Antibiyotiklere ek olarak, doktor ağrı kesici için anti-inflamatuar ve antispazmodik ilaçlar reçete edebilir. Kadınlarda reçete edilen antibiyotikler vajinal ekosisteme saygı göstermeli, gerekirse uygun müdahalelerle yeniden dengelenebilmelidir.Örneğin menopozdan sonra özellikle cinsel ilişki sırasında ağrı ve yetersiz yağlanma durumlarında az miktarda östrojenin direkt olarak vajinaya uygulanması . Çoğu durumda, enfeksiyöz sistit derhal ve doğru bir şekilde tedavi edilirse semptomlar genellikle birkaç gün içinde düzelir. Ancak bazen hiçbir neden belirlenemez ve nüksler sık görülür. Bu nedenle, küçük yaşam tarzı değişiklikleri yardımcı olabilir.
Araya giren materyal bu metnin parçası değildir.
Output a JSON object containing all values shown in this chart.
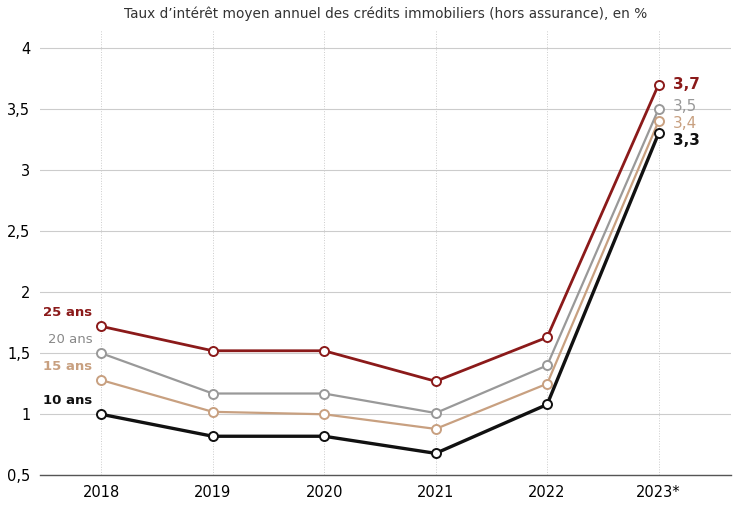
{
  "title": "Taux d’intérêt moyen annuel des crédits immobiliers (hors assurance), en %",
  "x_labels": [
    "2018",
    "2019",
    "2020",
    "2021",
    "2022",
    "2023*"
  ],
  "x_values": [
    0,
    1,
    2,
    3,
    4,
    5
  ],
  "series": [
    {
      "label": "25 ans",
      "color": "#8B1A1A",
      "linewidth": 2.0,
      "values": [
        1.72,
        1.52,
        1.52,
        1.27,
        1.63,
        3.7
      ]
    },
    {
      "label": "20 ans",
      "color": "#999999",
      "linewidth": 1.6,
      "values": [
        1.5,
        1.17,
        1.17,
        1.01,
        1.4,
        3.5
      ]
    },
    {
      "label": "15 ans",
      "color": "#C8A080",
      "linewidth": 1.6,
      "values": [
        1.28,
        1.02,
        1.0,
        0.88,
        1.25,
        3.4
      ]
    },
    {
      "label": "10 ans",
      "color": "#111111",
      "linewidth": 2.4,
      "values": [
        1.0,
        0.82,
        0.82,
        0.68,
        1.08,
        3.3
      ]
    }
  ],
  "end_labels": [
    "3,7",
    "3,5",
    "3,4",
    "3,3"
  ],
  "end_label_colors": [
    "#8B1A1A",
    "#999999",
    "#C8A080",
    "#111111"
  ],
  "end_label_bold": [
    true,
    false,
    false,
    true
  ],
  "legend_labels": [
    "25 ans",
    "20 ans",
    "15 ans",
    "10 ans"
  ],
  "legend_colors": [
    "#8B1A1A",
    "#888888",
    "#C8A080",
    "#111111"
  ],
  "legend_bold": [
    true,
    false,
    true,
    true
  ],
  "ylim": [
    0.5,
    4.15
  ],
  "yticks": [
    0.5,
    1.0,
    1.5,
    2.0,
    2.5,
    3.0,
    3.5,
    4.0
  ],
  "ytick_labels": [
    "0,5",
    "1",
    "1,5",
    "2",
    "2,5",
    "3",
    "3,5",
    "4"
  ],
  "background_color": "#FFFFFF",
  "grid_color": "#CCCCCC"
}
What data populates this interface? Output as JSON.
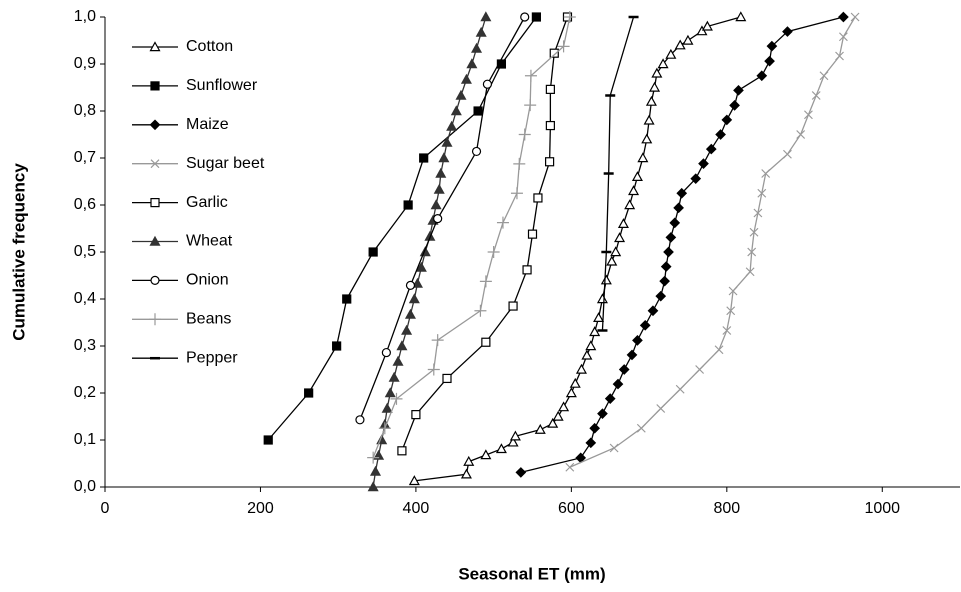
{
  "chart_data": {
    "type": "line",
    "xlabel": "Seasonal ET (mm)",
    "ylabel": "Cumulative frequency",
    "xlim": [
      0,
      1100
    ],
    "xticks": [
      0,
      200,
      400,
      600,
      800,
      1000
    ],
    "ylim": [
      0,
      1
    ],
    "yticks": [
      {
        "value": 0,
        "label": "0,0"
      },
      {
        "value": 0.1,
        "label": "0,1"
      },
      {
        "value": 0.2,
        "label": "0,2"
      },
      {
        "value": 0.3,
        "label": "0,3"
      },
      {
        "value": 0.4,
        "label": "0,4"
      },
      {
        "value": 0.5,
        "label": "0,5"
      },
      {
        "value": 0.6,
        "label": "0,6"
      },
      {
        "value": 0.7,
        "label": "0,7"
      },
      {
        "value": 0.8,
        "label": "0,8"
      },
      {
        "value": 0.9,
        "label": "0,9"
      },
      {
        "value": 1,
        "label": "1,0"
      }
    ],
    "grid": false,
    "legend": "top-left",
    "series": [
      {
        "name": "Cotton",
        "color": "#000000",
        "marker": "triangle-open",
        "x": [
          398,
          465,
          468,
          490,
          510,
          525,
          528,
          560,
          576,
          583,
          590,
          600,
          605,
          613,
          620,
          625,
          630,
          635,
          640,
          645,
          652,
          657,
          662,
          667,
          675,
          680,
          685,
          692,
          697,
          700,
          703,
          707,
          710,
          718,
          728,
          740,
          750,
          768,
          775,
          818
        ],
        "values": [
          0.013,
          0.027,
          0.054,
          0.068,
          0.081,
          0.095,
          0.108,
          0.122,
          0.135,
          0.15,
          0.17,
          0.2,
          0.22,
          0.25,
          0.28,
          0.3,
          0.33,
          0.36,
          0.4,
          0.44,
          0.48,
          0.5,
          0.53,
          0.56,
          0.6,
          0.63,
          0.66,
          0.7,
          0.74,
          0.78,
          0.82,
          0.85,
          0.88,
          0.9,
          0.92,
          0.94,
          0.95,
          0.97,
          0.98,
          1.0
        ]
      },
      {
        "name": "Sunflower",
        "color": "#000000",
        "marker": "square",
        "x": [
          210,
          262,
          298,
          311,
          345,
          390,
          410,
          480,
          510,
          555
        ],
        "values": [
          0.1,
          0.2,
          0.3,
          0.4,
          0.5,
          0.6,
          0.7,
          0.8,
          0.9,
          1.0
        ]
      },
      {
        "name": "Maize",
        "color": "#000000",
        "marker": "diamond",
        "x": [
          535,
          612,
          625,
          630,
          640,
          650,
          660,
          668,
          678,
          685,
          695,
          705,
          715,
          720,
          722,
          725,
          728,
          733,
          738,
          742,
          760,
          770,
          780,
          792,
          800,
          810,
          815,
          845,
          855,
          858,
          878,
          950
        ],
        "values": [
          0.031,
          0.062,
          0.094,
          0.125,
          0.156,
          0.188,
          0.219,
          0.25,
          0.281,
          0.312,
          0.344,
          0.375,
          0.406,
          0.438,
          0.469,
          0.5,
          0.531,
          0.562,
          0.594,
          0.625,
          0.656,
          0.688,
          0.719,
          0.75,
          0.781,
          0.812,
          0.844,
          0.875,
          0.906,
          0.938,
          0.969,
          1.0
        ]
      },
      {
        "name": "Sugar beet",
        "color": "#999999",
        "marker": "x",
        "x": [
          598,
          655,
          690,
          715,
          740,
          765,
          790,
          800,
          805,
          808,
          830,
          832,
          835,
          840,
          845,
          850,
          878,
          895,
          905,
          915,
          925,
          945,
          950,
          965
        ],
        "values": [
          0.042,
          0.083,
          0.125,
          0.167,
          0.208,
          0.25,
          0.292,
          0.333,
          0.375,
          0.417,
          0.458,
          0.5,
          0.542,
          0.583,
          0.625,
          0.667,
          0.708,
          0.75,
          0.792,
          0.833,
          0.875,
          0.917,
          0.958,
          1.0
        ]
      },
      {
        "name": "Garlic",
        "color": "#000000",
        "marker": "square-open",
        "x": [
          382,
          400,
          440,
          490,
          525,
          543,
          550,
          557,
          572,
          573,
          573,
          578,
          595
        ],
        "values": [
          0.077,
          0.154,
          0.231,
          0.308,
          0.385,
          0.462,
          0.538,
          0.615,
          0.692,
          0.769,
          0.846,
          0.923,
          1.0
        ]
      },
      {
        "name": "Wheat",
        "color": "#333333",
        "marker": "triangle",
        "x": [
          345,
          348,
          352,
          356,
          360,
          363,
          367,
          372,
          377,
          382,
          388,
          393,
          398,
          402,
          407,
          412,
          418,
          422,
          426,
          430,
          432,
          436,
          440,
          446,
          452,
          458,
          465,
          472,
          478,
          484,
          490
        ],
        "values": [
          0,
          0.033,
          0.067,
          0.1,
          0.133,
          0.167,
          0.2,
          0.233,
          0.267,
          0.3,
          0.333,
          0.367,
          0.4,
          0.433,
          0.467,
          0.5,
          0.533,
          0.567,
          0.6,
          0.633,
          0.667,
          0.7,
          0.733,
          0.767,
          0.8,
          0.833,
          0.867,
          0.9,
          0.933,
          0.967,
          1.0
        ]
      },
      {
        "name": "Onion",
        "color": "#000000",
        "marker": "circle-open",
        "x": [
          328,
          362,
          393,
          428,
          478,
          492,
          540
        ],
        "values": [
          0.143,
          0.286,
          0.429,
          0.571,
          0.714,
          0.857,
          1.0
        ]
      },
      {
        "name": "Beans",
        "color": "#999999",
        "marker": "plus",
        "x": [
          345,
          360,
          375,
          423,
          428,
          483,
          490,
          500,
          512,
          530,
          533,
          540,
          547,
          548,
          590,
          598
        ],
        "values": [
          0.0625,
          0.125,
          0.1875,
          0.25,
          0.3125,
          0.375,
          0.4375,
          0.5,
          0.5625,
          0.625,
          0.6875,
          0.75,
          0.8125,
          0.875,
          0.9375,
          1.0
        ]
      },
      {
        "name": "Pepper",
        "color": "#000000",
        "marker": "dash",
        "x": [
          640,
          645,
          648,
          650,
          680
        ],
        "values": [
          0.333,
          0.5,
          0.667,
          0.833,
          1.0
        ]
      }
    ]
  }
}
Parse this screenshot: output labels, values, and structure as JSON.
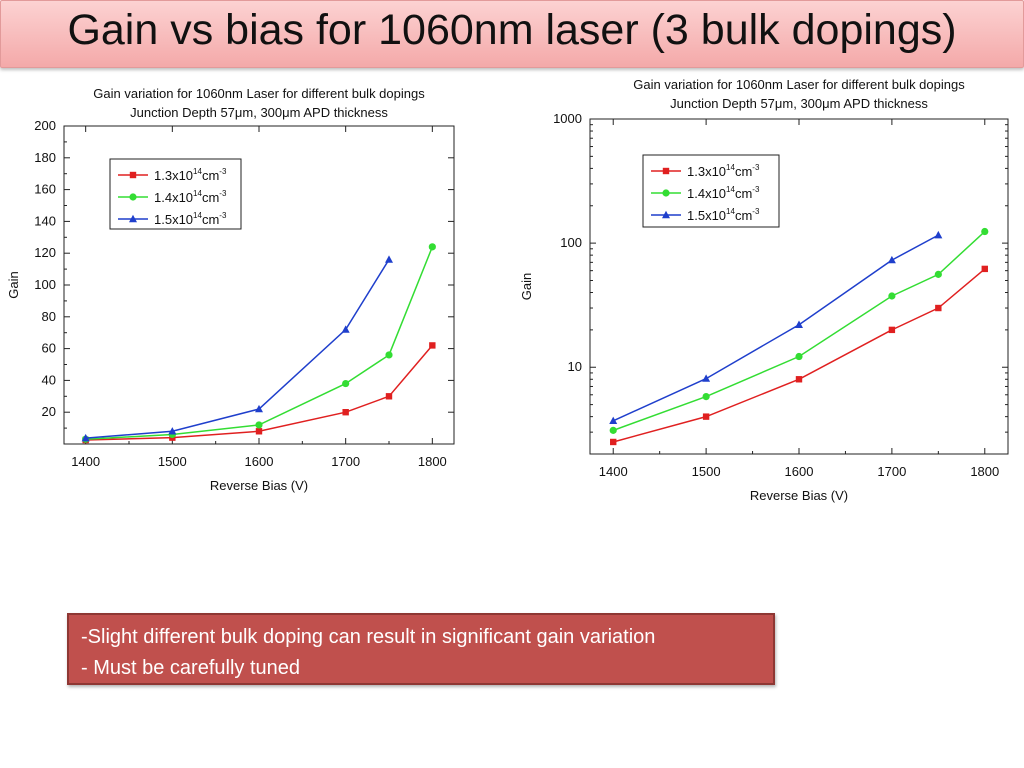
{
  "slide": {
    "title": "Gain vs bias for 1060nm laser (3 bulk dopings)",
    "notes": [
      "-Slight different bulk doping can result in significant gain variation",
      "- Must be carefully tuned"
    ]
  },
  "colors": {
    "red": "#e02020",
    "green": "#33dd33",
    "blue": "#1f3fcc",
    "title_bg": "#f4a9a9",
    "note_bg": "#c0504d"
  },
  "chart_data": [
    {
      "type": "line",
      "title": "Gain variation for 1060nm Laser for different bulk dopings",
      "subtitle": "Junction Depth  57μm, 300μm APD thickness",
      "xlabel": "Reverse Bias (V)",
      "ylabel": "Gain",
      "xlim": [
        1375,
        1825
      ],
      "ylim": [
        0,
        200
      ],
      "yscale": "linear",
      "xticks": [
        "1400",
        "1500",
        "1600",
        "1700",
        "1800"
      ],
      "yticks": [
        "20",
        "40",
        "60",
        "80",
        "100",
        "120",
        "140",
        "160",
        "180",
        "200"
      ],
      "legend_position": "top-left",
      "series": [
        {
          "name": "1.3x10",
          "sup": "14",
          "unit": "cm",
          "unit_sup": "-3",
          "marker": "square",
          "color": "#e02020",
          "x": [
            1400,
            1500,
            1600,
            1700,
            1750,
            1800
          ],
          "y": [
            2.5,
            4,
            8,
            20,
            30,
            62
          ]
        },
        {
          "name": "1.4x10",
          "sup": "14",
          "unit": "cm",
          "unit_sup": "-3",
          "marker": "circle",
          "color": "#33dd33",
          "x": [
            1400,
            1500,
            1600,
            1700,
            1750,
            1800
          ],
          "y": [
            3,
            6,
            12,
            38,
            56,
            124
          ]
        },
        {
          "name": "1.5x10",
          "sup": "14",
          "unit": "cm",
          "unit_sup": "-3",
          "marker": "triangle",
          "color": "#1f3fcc",
          "x": [
            1400,
            1500,
            1600,
            1700,
            1750
          ],
          "y": [
            3.7,
            8,
            22,
            72,
            116
          ]
        }
      ]
    },
    {
      "type": "line",
      "title": "Gain variation for 1060nm Laser for different bulk dopings",
      "subtitle": "Junction Depth  57μm, 300μm APD thickness",
      "xlabel": "Reverse Bias (V)",
      "ylabel": "Gain",
      "xlim": [
        1375,
        1825
      ],
      "ylim": [
        2,
        1000
      ],
      "yscale": "log",
      "xticks": [
        "1400",
        "1500",
        "1600",
        "1700",
        "1800"
      ],
      "yticks": [
        "10",
        "100",
        "1000"
      ],
      "legend_position": "top-left",
      "series": [
        {
          "name": "1.3x10",
          "sup": "14",
          "unit": "cm",
          "unit_sup": "-3",
          "marker": "square",
          "color": "#e02020",
          "x": [
            1400,
            1500,
            1600,
            1700,
            1750,
            1800
          ],
          "y": [
            2.5,
            4,
            8,
            20,
            30,
            62
          ]
        },
        {
          "name": "1.4x10",
          "sup": "14",
          "unit": "cm",
          "unit_sup": "-3",
          "marker": "circle",
          "color": "#33dd33",
          "x": [
            1400,
            1500,
            1600,
            1700,
            1750,
            1800
          ],
          "y": [
            3.1,
            5.8,
            12.2,
            37.5,
            56,
            124
          ]
        },
        {
          "name": "1.5x10",
          "sup": "14",
          "unit": "cm",
          "unit_sup": "-3",
          "marker": "triangle",
          "color": "#1f3fcc",
          "x": [
            1400,
            1500,
            1600,
            1700,
            1750
          ],
          "y": [
            3.7,
            8.1,
            22,
            73,
            116
          ]
        }
      ]
    }
  ]
}
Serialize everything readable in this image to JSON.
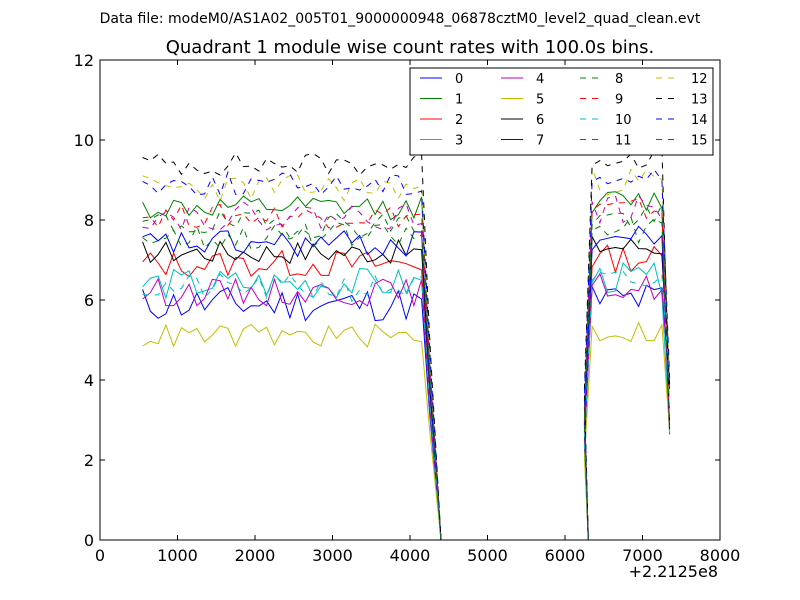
{
  "chart_data": {
    "type": "line",
    "suptitle": "Data file: modeM0/AS1A02_005T01_9000000948_06878cztM0_level2_quad_clean.evt",
    "title": "Quadrant 1 module wise count rates with 100.0s bins.",
    "xlabel": "",
    "ylabel": "",
    "x_offset_label": "+2.2125e8",
    "xlim": [
      0,
      8000
    ],
    "ylim": [
      0,
      12
    ],
    "xticks": [
      "0",
      "1000",
      "2000",
      "3000",
      "4000",
      "5000",
      "6000",
      "7000",
      "8000"
    ],
    "yticks": [
      "0",
      "2",
      "4",
      "6",
      "8",
      "10",
      "12"
    ],
    "legend_position": "top-right",
    "bin_width_s": 100,
    "segments": [
      {
        "x_start": 550,
        "x_end": 4150
      },
      {
        "x_start": 6350,
        "x_end": 7350
      }
    ],
    "zero_span": [
      4400,
      6300
    ],
    "series": [
      {
        "name": "0",
        "color": "#0000ff",
        "dash": "solid",
        "level": 5.9,
        "noise": 0.45,
        "seed": 11
      },
      {
        "name": "1",
        "color": "#008000",
        "dash": "solid",
        "level": 8.3,
        "noise": 0.3,
        "seed": 12
      },
      {
        "name": "2",
        "color": "#ff0000",
        "dash": "solid",
        "level": 6.9,
        "noise": 0.35,
        "seed": 13
      },
      {
        "name": "3",
        "color": "#00bfbf",
        "dash": "solid",
        "level": 6.4,
        "noise": 0.4,
        "seed": 14
      },
      {
        "name": "4",
        "color": "#bf00bf",
        "dash": "solid",
        "level": 6.2,
        "noise": 0.35,
        "seed": 15
      },
      {
        "name": "5",
        "color": "#bfbf00",
        "dash": "solid",
        "level": 5.1,
        "noise": 0.3,
        "seed": 16
      },
      {
        "name": "6",
        "color": "#000000",
        "dash": "solid",
        "level": 7.2,
        "noise": 0.3,
        "seed": 17
      },
      {
        "name": "7",
        "color": "#0000ff",
        "dash": "solid",
        "level": 7.4,
        "noise": 0.35,
        "seed": 18
      },
      {
        "name": "8",
        "color": "#008000",
        "dash": "dashed",
        "level": 7.9,
        "noise": 0.35,
        "seed": 19
      },
      {
        "name": "9",
        "color": "#ff0000",
        "dash": "dashed",
        "level": 8.1,
        "noise": 0.3,
        "seed": 20
      },
      {
        "name": "10",
        "color": "#00bfbf",
        "dash": "dashed",
        "level": 6.3,
        "noise": 0.35,
        "seed": 21
      },
      {
        "name": "11",
        "color": "#bf00bf",
        "dash": "dashed",
        "level": 8.1,
        "noise": 0.35,
        "seed": 22
      },
      {
        "name": "12",
        "color": "#bfbf00",
        "dash": "dashed",
        "level": 8.8,
        "noise": 0.35,
        "seed": 23
      },
      {
        "name": "13",
        "color": "#000000",
        "dash": "dashed",
        "level": 9.4,
        "noise": 0.3,
        "seed": 24
      },
      {
        "name": "14",
        "color": "#0000ff",
        "dash": "dashed",
        "level": 8.9,
        "noise": 0.3,
        "seed": 25
      },
      {
        "name": "15",
        "color": "#008000",
        "dash": "dashed",
        "level": 7.6,
        "noise": 0.35,
        "seed": 26
      }
    ]
  }
}
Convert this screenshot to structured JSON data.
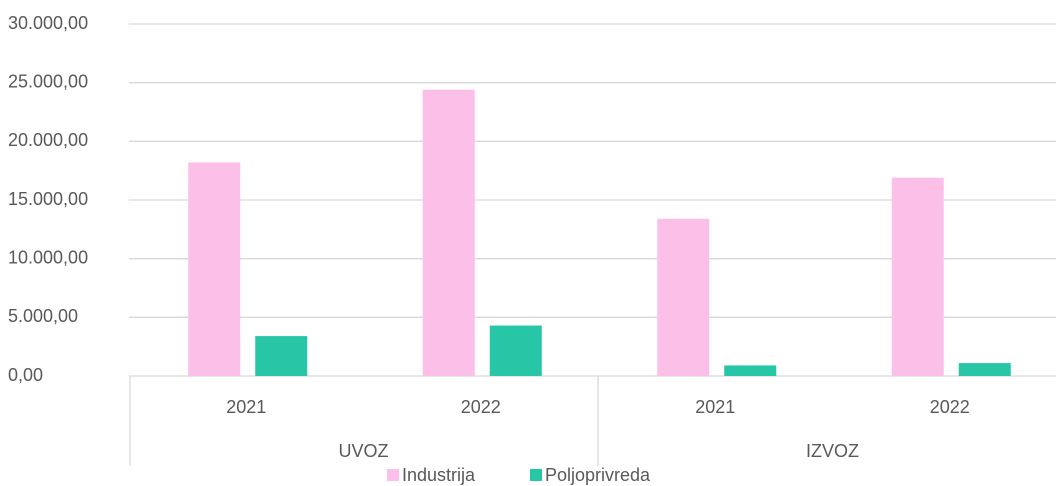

Sistitin önlenmesi temel olarak belirli hijyen ve diyet kurallarına uyulmasına dayanır. Bunu önlemenin en basit yolu, günde en az bir buçuk litre veya daha iyisi iki litre olmak üzere bol bol su içmek; bu, mesanede bulunabilecek patojenlerin seyreltilmesine ve ortadan kaldırılmasına izin verir.
Enfeksiyöz ajanların saldırısını destekleyebilecek sabun veya çok agresif kozmetik ajanların kullanımından kaçınarak her gün samimi hijyene dikkat etmek de önemlidir. Ayrıca, idrar yapma isteğini her zaman tatmin ederek ve mesaneyi iyi boşaltmak için idrarı çok uzun süre tutmaktan kaçınmak da gereklidir.
Ayrıca korunmasız cinsel ilişkiden kaçınmak, alkol alımını sınırlamak ve aktif bir yaşam ve yeterli beslenme ile kabızlık ile mücadele etmek de tavsiye edilir.Beslenme açısından ise baharatlı yiyeceklerin, çikolata, kahve ve çayın olağan alımı idrar yollarını tahriş edebilir ve sorunu daha da kötüleştirebilir. sistit.
Bozukluğu gidermek için özellikle uygun olan doğal bir çare, ilk semptomları önlemek ve bunlara karşı koymak için yararlı olan kızılcık veya kızılcıktır. Mannoz, özellikle bazı Escherichia coli türlerinin neden olduğu bakteriyel sistit vakalarında da faydalı olabilir.
Son olarak, sentetik kumaştan yapılmış çok dar giysiler ve iç çamaşırların alışılmış kullanımından kaçınılmalıdır. Bu giysiler aslında mahrem bölgelerin terlemesini azaltır ve lokal tahrişe ve ciltte kızarıklık ve kaşıntı görünümü gibi rahatsız edici rahatsızlıklara neden olarak bakterilere zemin hazırlar.